'Seed is just a number' - quartet bid for Wimbledon semis

A split picture of Jasmine Paolini, Emma Navarro, Lulu Sun and Donna Vekic
(left to right) Jasmine Paolini, Emma Navarro, Lulu Sun and Donna Vekic are in the women's singles quarter-finals [BBC]

Going into Wimbledon there was a feeling the women's singles could be another wide-open tournament.

So it has proved.

On Saturday, one of Jasmine Paolini, Emma Navarro, Lulu Sun or Donna Vekic will appear in their first SW19 final.

The quartet make up the same half of the women's last eight and, on Tuesday, two of them will advance to their first semi-final at the All England Club.

Only Paolini, who was overpowered and overawed by top seed Iga Swiatek in the French Open final last month, has gone beyond the last eight of a Grand Slam.

The Italian seventh seed meets American 19th seed Navarro in the second match on Centre Court (about 17:30 BST).

Qualifier Sun from New Zealand, fresh from beating Britain's Emma Raducanu, faces Croatia's Vekic when they open proceedings on Court One at 13:00.

Tuesday's other singles matches are the two men's quarter-finals featuring top seed Jannik Sinner and defending champion Carlos Alcaraz.

Italy's Sinner, 22, plays Russian fifth seed Daniil Medvedev on Centre Court at 13:30.

Spanish third seed Alcaraz, 21, takes on American 12th seed Tommy Paul on Court One at about 15:30.

Surprise packages are 'here for a reason'

Over the past eight days, defending champion Marketa Vondrousova and six other top-10 seeds have been knocked out in shock defeats.

Second seed Coco Gauff was the latest high-profile elimination, losing in straight sets to Navarro on Sunday.

"The seed is just a number," Gauff said after the defeat.

"It means nothing. Especially on my side of the draw, even though the players may not be as known, but they're so talented."

It has been a breakthrough season for Navarro, who won her first WTA Tour title in January and reached the fourth round of a major for the first time at last month's French Open.

Her quarter-final opponent Paolini has also enjoyed a stellar year, but the 28-year-old had never won a match at Wimbledon until last week.

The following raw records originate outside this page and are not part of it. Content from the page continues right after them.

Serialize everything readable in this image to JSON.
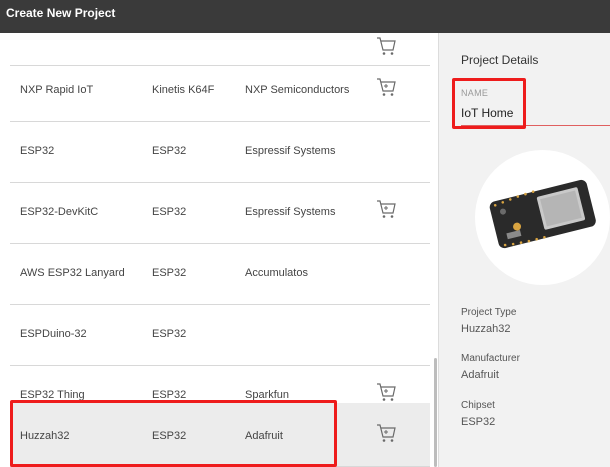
{
  "window": {
    "title": "Create New Project"
  },
  "rows": [
    {
      "name": "",
      "chip": "",
      "manufacturer": "",
      "cart": true
    },
    {
      "name": "NXP Rapid IoT",
      "chip": "Kinetis K64F",
      "manufacturer": "NXP Semiconductors",
      "cart": true
    },
    {
      "name": "ESP32",
      "chip": "ESP32",
      "manufacturer": "Espressif Systems",
      "cart": false
    },
    {
      "name": "ESP32-DevKitC",
      "chip": "ESP32",
      "manufacturer": "Espressif Systems",
      "cart": true
    },
    {
      "name": "AWS ESP32 Lanyard",
      "chip": "ESP32",
      "manufacturer": "Accumulatos",
      "cart": false
    },
    {
      "name": "ESPDuino-32",
      "chip": "ESP32",
      "manufacturer": "",
      "cart": false
    },
    {
      "name": "ESP32 Thing",
      "chip": "ESP32",
      "manufacturer": "Sparkfun",
      "cart": true
    },
    {
      "name": "Huzzah32",
      "chip": "ESP32",
      "manufacturer": "Adafruit",
      "cart": true,
      "selected": true
    }
  ],
  "details": {
    "title": "Project Details",
    "name_label": "NAME",
    "name_value": "IoT Home",
    "project_type_label": "Project Type",
    "project_type_value": "Huzzah32",
    "manufacturer_label": "Manufacturer",
    "manufacturer_value": "Adafruit",
    "chipset_label": "Chipset",
    "chipset_value": "ESP32",
    "image_icon": "board-image"
  },
  "icons": {
    "cart": "cart-icon"
  },
  "colors": {
    "highlight": "#ee1c1c",
    "titlebar": "#3a3a3a",
    "selected_row": "#ececec"
  }
}
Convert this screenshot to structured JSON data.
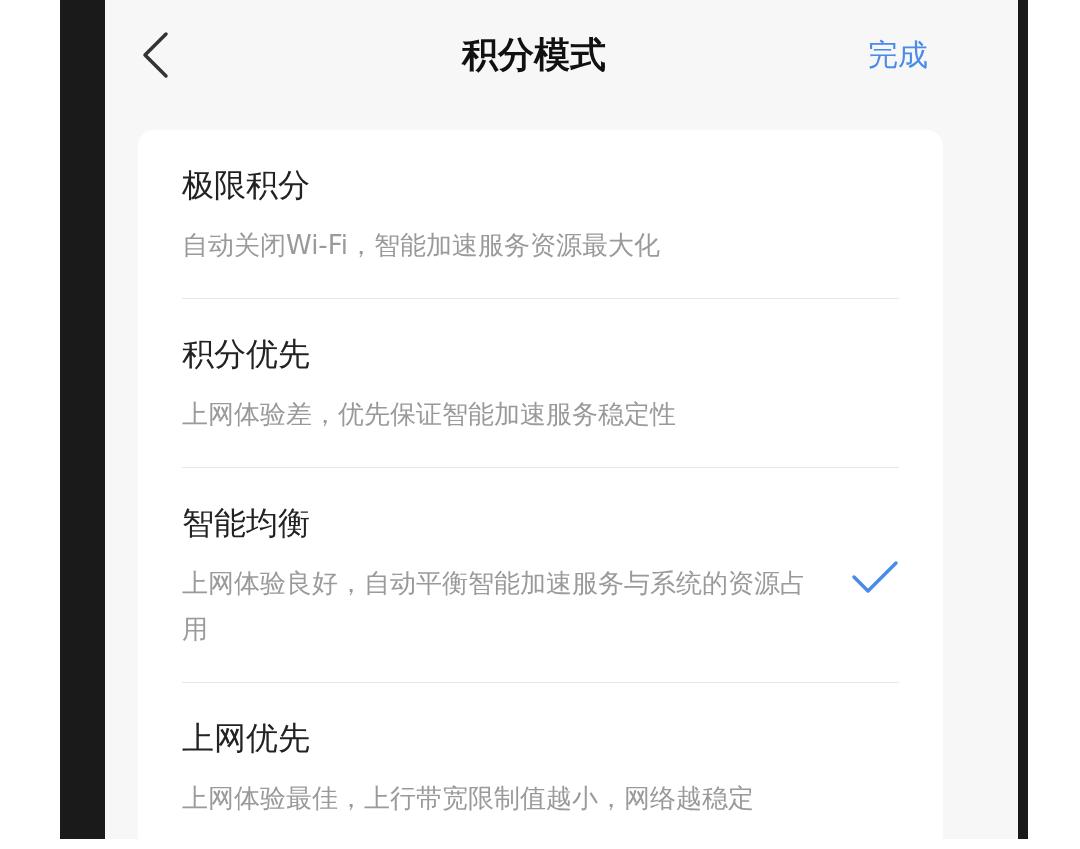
{
  "nav": {
    "title": "积分模式",
    "done": "完成"
  },
  "options": [
    {
      "title": "极限积分",
      "description": "自动关闭Wi-Fi，智能加速服务资源最大化",
      "selected": false
    },
    {
      "title": "积分优先",
      "description": "上网体验差，优先保证智能加速服务稳定性",
      "selected": false
    },
    {
      "title": "智能均衡",
      "description": "上网体验良好，自动平衡智能加速服务与系统的资源占用",
      "selected": true
    },
    {
      "title": "上网优先",
      "description": "上网体验最佳，上行带宽限制值越小，网络越稳定",
      "selected": false
    }
  ]
}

At least one unseeded player is guaranteed to go as far as the semi-finals, with world number 37 Vekic taking on Sun, who is ranked 123rd.

"I think that's something that people, fans of the game, are a little bit disrespectful of when it comes to other players on tour," Gauff added.

"Maybe their ranking isn't there, but the level is there. They're here for a reason. They deserve their spot. There's no easy draw. There's no cakewalk or anything. This is a competitive sport and we all want to win."

Centre Court order of play

Alcaraz hopes for successful sporting day for Spain

Despite playing second on Court One, Alcaraz should be finished in time to watch Spain play their Euro 2024 semi-final against France at 20:00.

After his four-set victory over French 16th seed Ugo Humbert on Sunday, Alcaraz said: “Hopefully on Tuesday we are not going to play at the same time, but let’s see. Hopefully I will be able to see a little bit of the match.

“I have a really good relationship with a few players of the team. In particularly, with Alvaro Morata. He’s a really good friend. I know they are supporting me when I’m playing matches or I’m playing tournaments. It’s my turn."

Alcaraz, the reigning Wimbledon champion, has already won three Grand Slams at the age of 21 and takes on Paul, who is enjoying his best run in this tournament.

World number one Sinner plays Medvedev in a repeat of January's Australian Open final, in which the Italian fought back from two sets behind to win his first Grand Slam title.

Medvedev was only on court for 40 minutes in his last-16 tie before opponent Grigor Dimitrov was forced to retire.

Medvedev won his first six meetings against Sinner, but has now lost five in a row to the 22-year-old.

Asked how Sinner has improved, Medvedev said: "When Jannik came on tour, everyone was a little bit [surprised] how strong he hits, how he can run fast and hit strong from every position of the court.

"But he was missing a lot, and hence losing a lot some matches.

"As soon as he stopped missing less, now it's very tough to beat him for anyone. Not only for me."